Actually, as mentioned earlier in the book, controls are 'always' running. Yes, when you are in design mode, the controls you are using are actually running chunks of code. You set properties in design mode and then, when you run the program, the control saves the new property values, destroys itself, and reincarnates itself on the running form. When it springs to life in run mode, it reads the properties the programmer set and uses those instead of the default values. That's how a caption property, for example, will say "Hello" in run mode instead of the default "Command1". The control provides a means of saving those properties with something called a PropertyBag. We will examine this shortly.

Notice that when you draw a command button on a form, it has some default properties. For example, the default Caption is Command1. Likewise, for our own new bound data control, we must set some default properties. We will allow the user to specify a ConnectionString and RecordSource. So these two properties need default properties.  The convention for control variables is m_ for member, def_ for default, followed by the name of the property:

'-- Default Property Values
Const m_def_connectionString = ""
Const m_def_recordSource = ""

When the user of our control sets these properties, the value gets assigned to working variables.
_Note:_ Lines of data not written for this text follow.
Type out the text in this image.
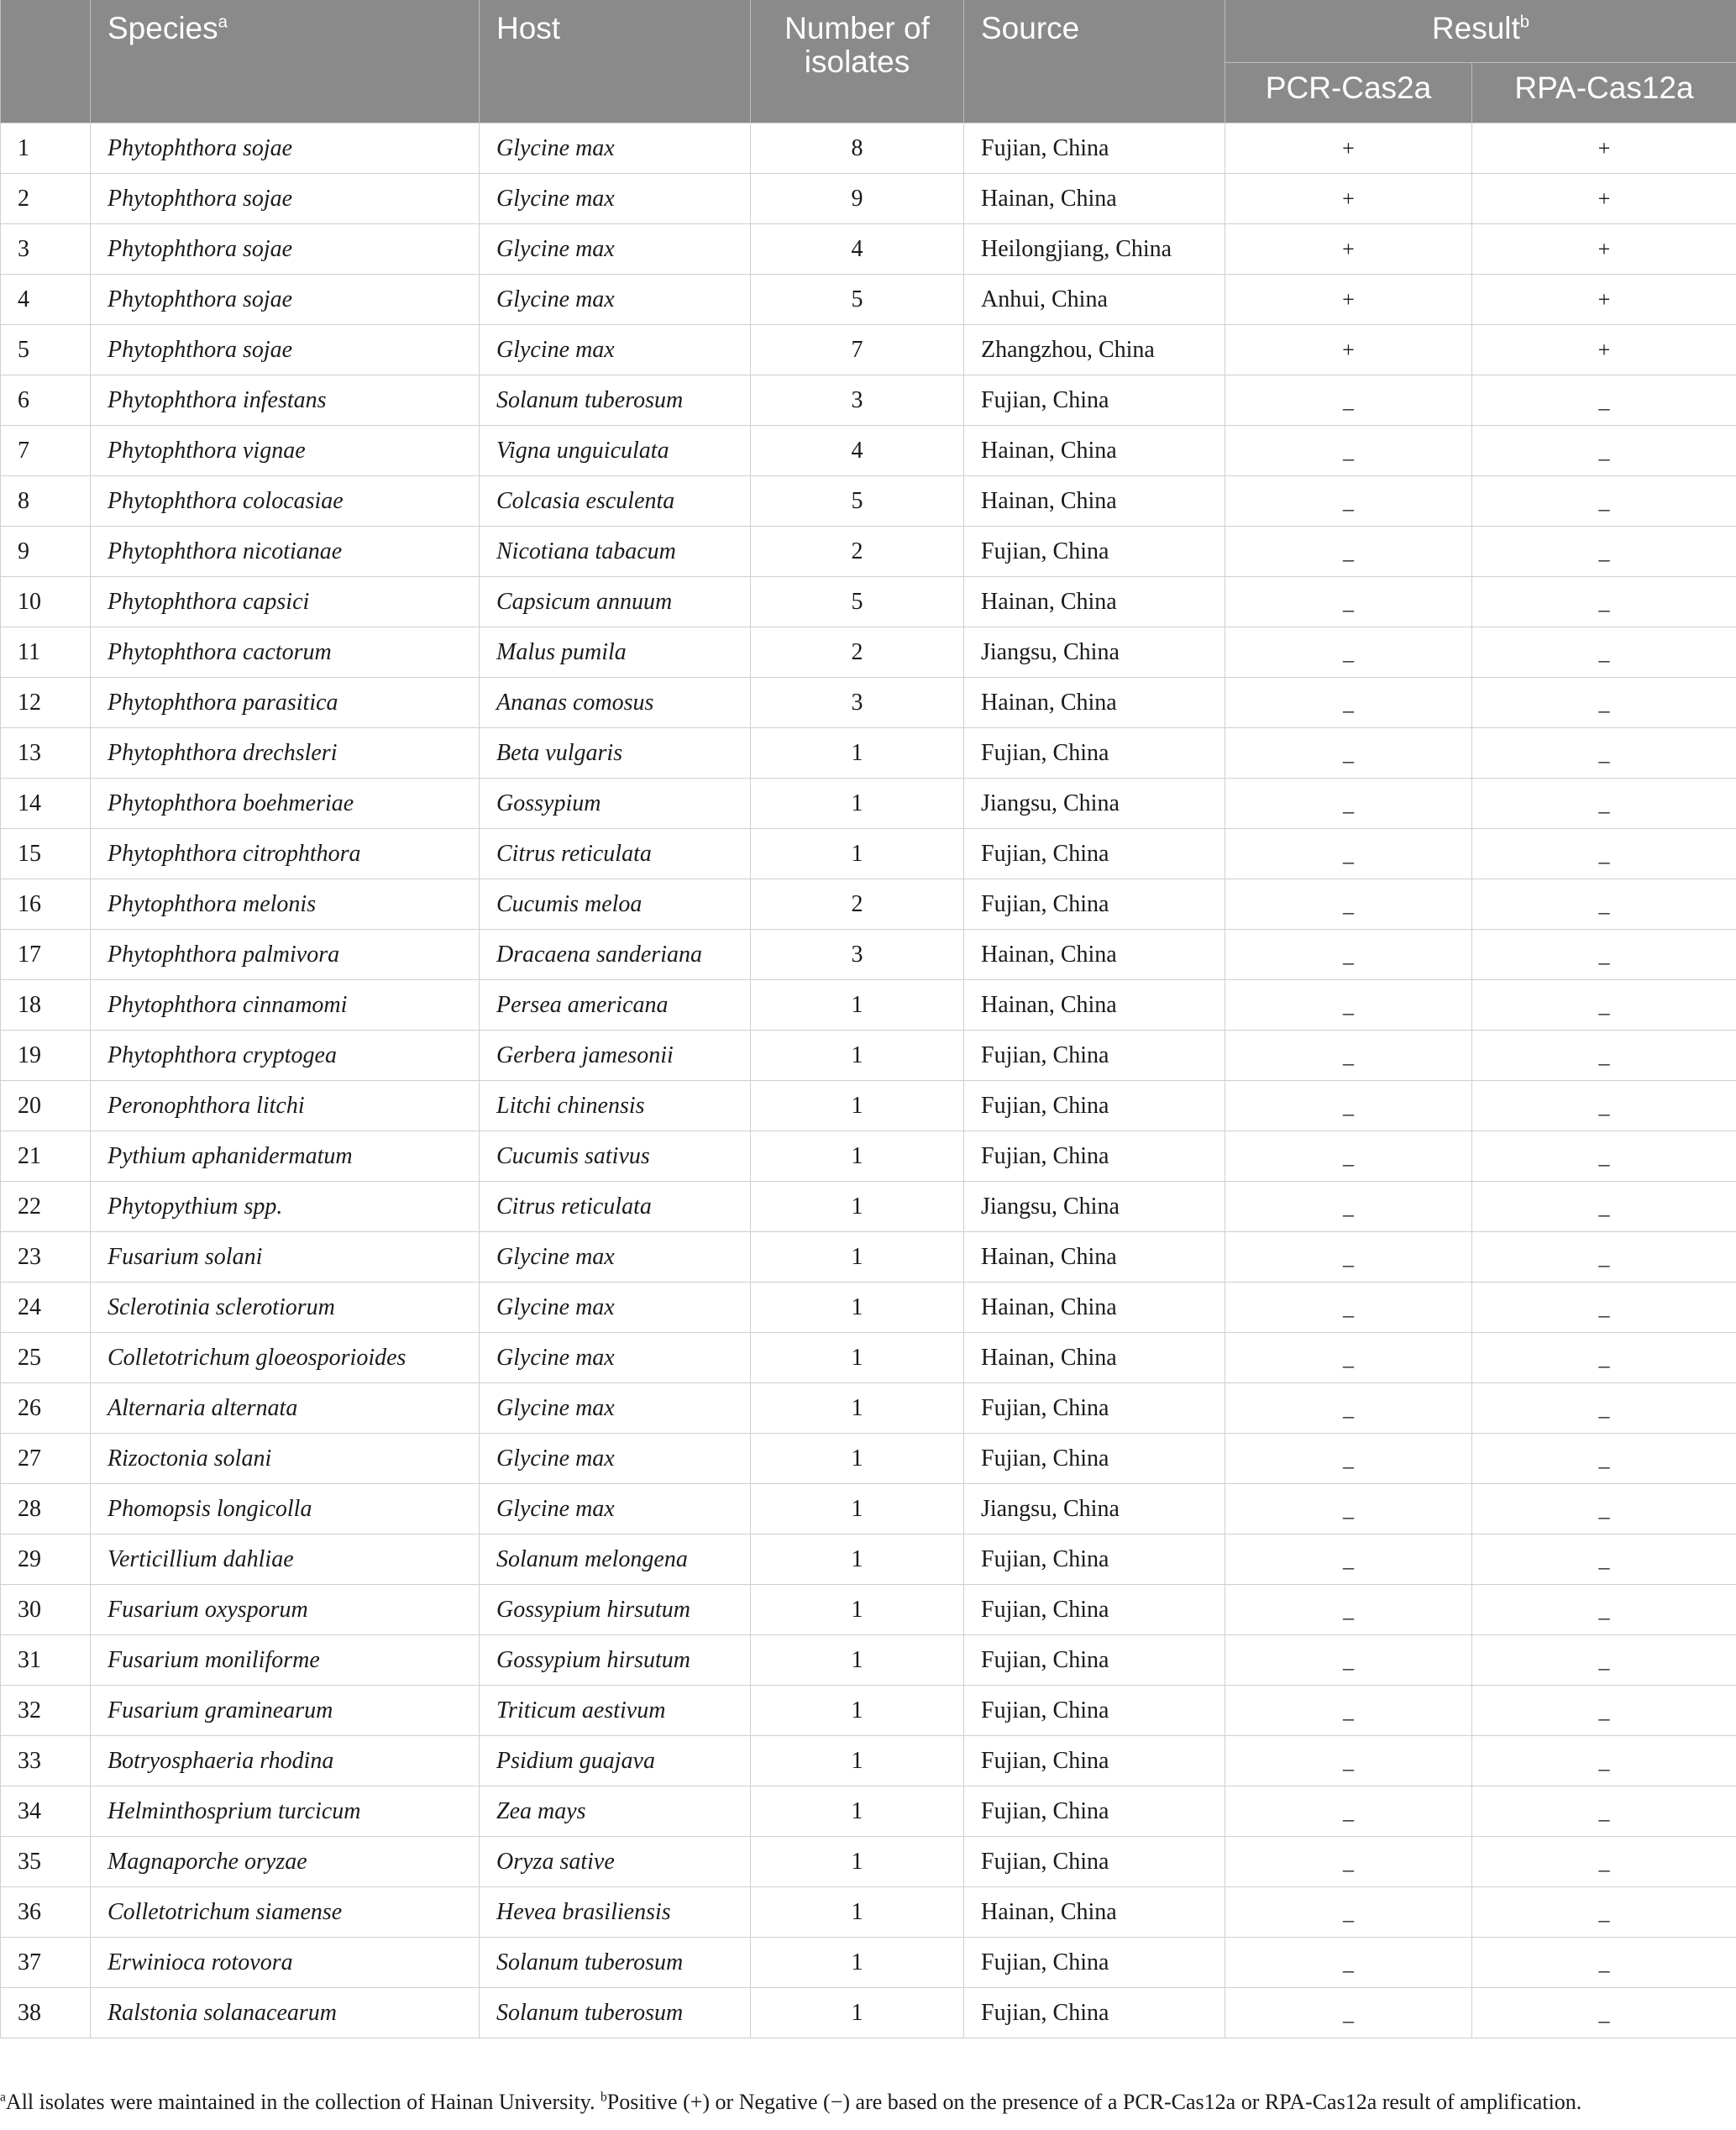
	Species$^a$	Host	Number of isolates	Source	Result$^b$
					PCR-Cas2a	RPA-Cas12a
1	Phytophthora sojae	Glycine max	8	Fujian, China	+	+
2	Phytophthora sojae	Glycine max	9	Hainan, China	+	+
3	Phytophthora sojae	Glycine max	4	Heilongjiang, China	+	+
4	Phytophthora sojae	Glycine max	5	Anhui, China	+	+
5	Phytophthora sojae	Glycine max	7	Zhangzhou, China	+	+
6	Phytophthora infestans	Solanum tuberosum	3	Fujian, China	_	_
7	Phytophthora vignae	Vigna unguiculata	4	Hainan, China	_	_
8	Phytophthora colocasiae	Colcasia esculenta	5	Hainan, China	_	_
9	Phytophthora nicotianae	Nicotiana tabacum	2	Fujian, China	_	_
10	Phytophthora capsici	Capsicum annuum	5	Hainan, China	_	_
11	Phytophthora cactorum	Malus pumila	2	Jiangsu, China	_	_
12	Phytophthora parasitica	Ananas comosus	3	Hainan, China	_	_
13	Phytophthora drechsleri	Beta vulgaris	1	Fujian, China	_	_
14	Phytophthora boehmeriae	Gossypium	1	Jiangsu, China	_	_
15	Phytophthora citrophthora	Citrus reticulata	1	Fujian, China	_	_
16	Phytophthora melonis	Cucumis meloa	2	Fujian, China	_	_
17	Phytophthora palmivora	Dracaena sanderiana	3	Hainan, China	_	_
18	Phytophthora cinnamomi	Persea americana	1	Hainan, China	_	_
19	Phytophthora cryptogea	Gerbera jamesonii	1	Fujian, China	_	_
20	Peronophthora litchi	Litchi chinensis	1	Fujian, China	_	_
21	Pythium aphanidermatum	Cucumis sativus	1	Fujian, China	_	_
22	Phytopythium spp.	Citrus reticulata	1	Jiangsu, China	_	_
23	Fusarium solani	Glycine max	1	Hainan, China	_	_
24	Sclerotinia sclerotiorum	Glycine max	1	Hainan, China	_	_
25	Colletotrichum gloeosporioides	Glycine max	1	Hainan, China	_	_
26	Alternaria alternata	Glycine max	1	Fujian, China	_	_
27	Rizoctonia solani	Glycine max	1	Fujian, China	_	_
28	Phomopsis longicolla	Glycine max	1	Jiangsu, China	_	_
29	Verticillium dahliae	Solanum melongena	1	Fujian, China	_	_
30	Fusarium oxysporum	Gossypium hirsutum	1	Fujian, China	_	_
31	Fusarium moniliforme	Gossypium hirsutum	1	Fujian, China	_	_
32	Fusarium graminearum	Triticum aestivum	1	Fujian, China	_	_
33	Botryosphaeria rhodina	Psidium guajava	1	Fujian, China	_	_
34	Helminthosprium turcicum	Zea mays	1	Fujian, China	_	_
35	Magnaporche oryzae	Oryza sative	1	Fujian, China	_	_
36	Colletotrichum siamense	Hevea brasiliensis	1	Hainan, China	_	_
37	Erwinioca rotovora	Solanum tuberosum	1	Fujian, China	_	_
38	Ralstonia solanacearum	Solanum tuberosum	1	Fujian, China	_	_
$^a$All isolates were maintained in the collection of Hainan University. $^b$Positive (+) or Negative (−) are based on the presence of a PCR-Cas12a or RPA-Cas12a result of amplification.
These are named as m_variableName. This way we can differentiate between the default and working variable values:

'-- Property Variables. These will be read from the property bag
Dim m_connectionString As String
Dim m_recordSource As String
Dim m_form As Object      '—the form that hosts our control
Dim lTotalRecords As Long '—holds the current number of records

We will use the variable lTotalRecords to hold the number of records in the current recordset managed by our control. Since we will be using this variable often, for updating a label, it's much quicker to read a variable than to reference the RecordCount property of the ADO recordset.